Simplify Generalist Robot Policy Evaluation in Simulation with NVIDIA Isaac Lab-Arena

Generalist robot policies must operate across diverse tasks, embodiments, and environments, requiring scalable, repeatable simulation-based evaluation. Setting up large-scale policy evaluations is tedious and manual. Without a systematic approach, developers need to build high-overhead custom infrastructure, yet task libraries remain limited in complexity and diversity.

This post introduces NVIDIA Isaac Lab-Arena, an open source framework for efficient and scalable robotic policy evaluation in simulation. Co-developed with Lightwheel—a physical AI infrastructure company—as an extension to NVIDIA Isaac Lab, it provides streamlined APIs for task curation, diversification, and large-scale parallel evaluation. Developers can now prototype complex benchmarks without the overhead of system building. The post also presents an end-to-end sample workflow covering environment setup, optional policy post-training, and closed-loop evaluation.

Overview and key benefits of Isaac Lab-Arena

We are announcing the pre-alpha release of Isaac Lab-Arena and inviting the community to help shape its road map.
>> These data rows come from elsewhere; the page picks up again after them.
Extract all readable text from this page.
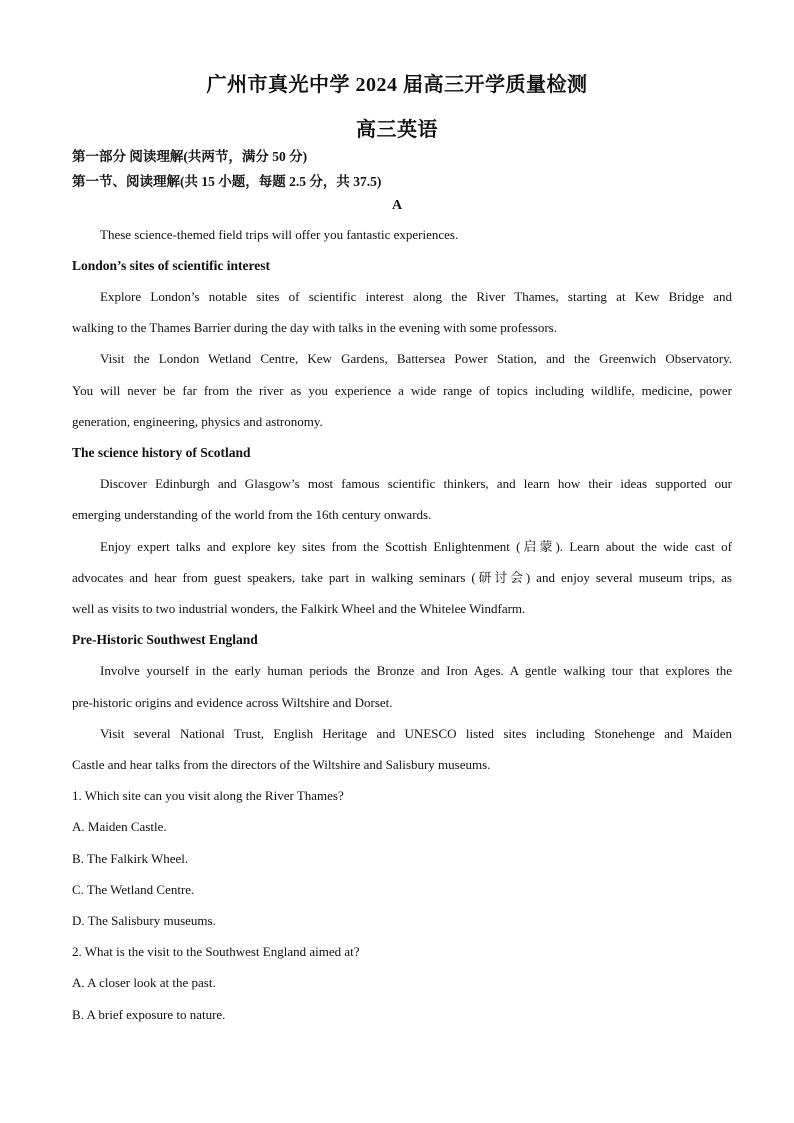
广州市真光中学 2024 届高三开学质量检测
高三英语
第一部分 阅读理解(共两节，满分 50 分)
第一节、阅读理解(共 15 小题，每题 2.5 分，共 37.5)
A
These science-themed field trips will offer you fantastic experiences.
London’s sites of scientific interest
Explore London’s notable sites of scientific interest along the River Thames, starting at Kew Bridge and
walking to the Thames Barrier during the day with talks in the evening with some professors.
Visit the London Wetland Centre, Kew Gardens, Battersea Power Station, and the Greenwich Observatory.
You will never be far from the river as you experience a wide range of topics including wildlife, medicine, power
generation, engineering, physics and astronomy.
The science history of Scotland
Discover Edinburgh and Glasgow’s most famous scientific thinkers, and learn how their ideas supported our
emerging understanding of the world from the 16th century onwards.
Enjoy expert talks and explore key sites from the Scottish Enlightenment (启蒙). Learn about the wide cast of
advocates and hear from guest speakers, take part in walking seminars (研讨会) and enjoy several museum trips, as
well as visits to two industrial wonders, the Falkirk Wheel and the Whitelee Windfarm.
Pre-Historic Southwest England
Involve yourself in the early human periods the Bronze and Iron Ages. A gentle walking tour that explores the
pre-historic origins and evidence across Wiltshire and Dorset.
Visit several National Trust, English Heritage and UNESCO listed sites including Stonehenge and Maiden
Castle and hear talks from the directors of the Wiltshire and Salisbury museums.
1. Which site can you visit along the River Thames?
A. Maiden Castle.
B. The Falkirk Wheel.
C. The Wetland Centre.
D. The Salisbury museums.
2. What is the visit to the Southwest England aimed at?
A. A closer look at the past.
B. A brief exposure to nature.
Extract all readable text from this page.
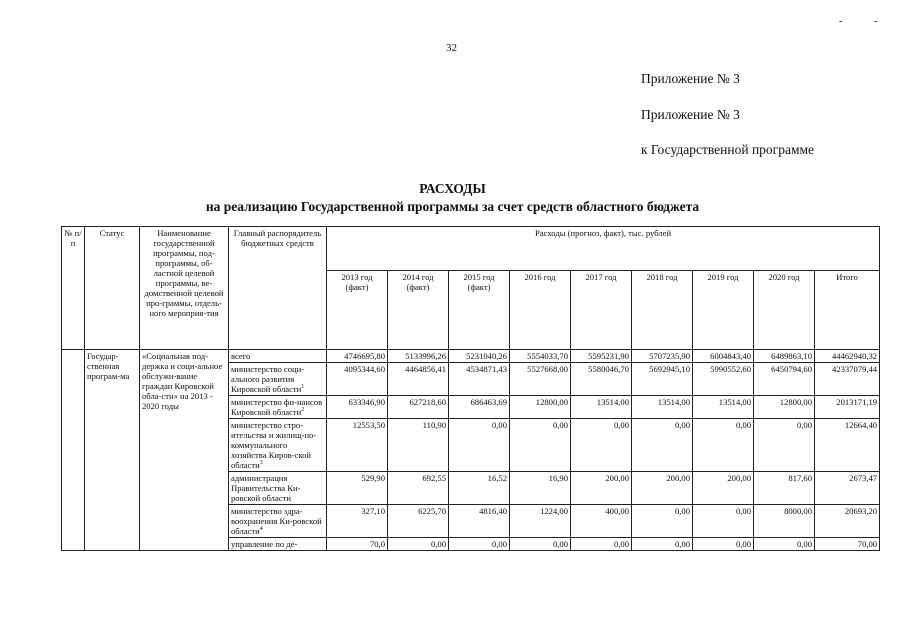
-	-
32
Приложение № 3
Приложение № 3
к Государственной программе
РАСХОДЫ
на реализацию Государственной программы за счет средств областного бюджета
№ п/п	Статус	Наименование государственной программы, под-программы, об-ластной целевой программы, ве-домственной целевой про-граммы, отдель-ного мероприя-тия	Главный распорядитель бюджетных средств	Расходы (прогноз, факт), тыс. рублей								
				2013 год (факт)	2014 год (факт)	2015 год (факт)	2016 год	2017 год	2018 год	2019 год	2020 год	Итого
	Государ-ственная програм-ма	«Социальная под-держка и соци-альное обслужи-вание граждан Кировской обла-сти» на 2013 - 2020 годы	всего	4746695,80	5133996,26	5231040,26	5554033,70	5595231,90	5707235,90	6004843,40	6489863,10	44462940,32
			министерство соци-ального развития Кировской области$^1$	4095344,60	4464856,41	4534871,43	5527668,00	5580046,70	5692945,10	5990552,60	6450794,60	42337079,44
			министерство фи-нансов Кировской области$^2$	633346,90	627218,60	686463,69	12800,00	13514,00	13514,00	13514,00	12800,00	2013171,19
			министерство стро-ительства и жилищ-но-коммунального хозяйства Киров-ской области$^3$	12553,50	110,90	0,00	0,00	0,00	0,00	0,00	0,00	12664,40
			администрация Правительства Ки-ровской области	529,90	692,55	16,52	16,90	200,00	200,00	200,00	817,60	2673,47
			министерство здра-воохранения Ки-ровской области$^4$	327,10	6225,70	4816,40	1224,00	400,00	0,00	0,00	8000,00	20693,20
			управление по де-	70,0	0,00	0,00	0,00	0,00	0,00	0,00	0,00	70,00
We are also partnering with benchmark authors to implement and open source their evaluations on Isaac Lab-Arena, enabling a growing ecosystem of ready-to-use benchmarks and shared evaluation methods on a unified core.

The key benefits of Isaac Lab-Arena include simplified task curation, automated diversification, large-scale benchmarking, seamless integration with data generation and training, and more, as detailed below.

Simplified task curation (0 to 1):
- Modular: Replaces monolithic task descriptions with a Lego-like architecture, compiling Isaac Lab environments on-the-fly from independent Object, Scene, Embodiment, and Task blocks.
- Generalizable: Standardized Interactions through an Affordance system (for example Openable, Pressable) enables tasks to scale across diverse objects.
- Extensible: Metrics and data recorded are extensible, providing users with fine-grained control over simulation and analytics if needed.
Automated diversification (1 to many): Easily mix and match components, applying one task across different robots or objects—such as switching from a domestic soda can to an industrial pipe task—without rewriting code. In the future, the team aims to leverage foundation models to automate generation of diverse and realistic tasks.
Large-scale parallel, policy-agnostic benchmarking: Evaluate any robotic policy across thousands of parallel environments for high-throughput, GPU-accelerated evaluations. The current version supports homogeneous parallel environments (with parameter variations).
Access to community benchmarks and shared evaluation methods on a unified core.
Open source with commercial license: Developers can freely use, distribute, and contribute to framework development.
Seamless integration with data generation and training: While the core function of Isaac Lab-Arena is task setup and evaluation, it integrates tightly with data generation and training frameworks for a seamless closed-loop workflow. This includes Isaac Lab-Teleop, Isaac Lab-Mimic, and post-training and inference of NVIDIA Isaac GR00T N models.
Flexible deployment: Deploy on local workstations or cloud-native environments (such as OSMO) for CI/CD, or integrate into leaderboards and distribution platforms such as LeRobot Environment Hub.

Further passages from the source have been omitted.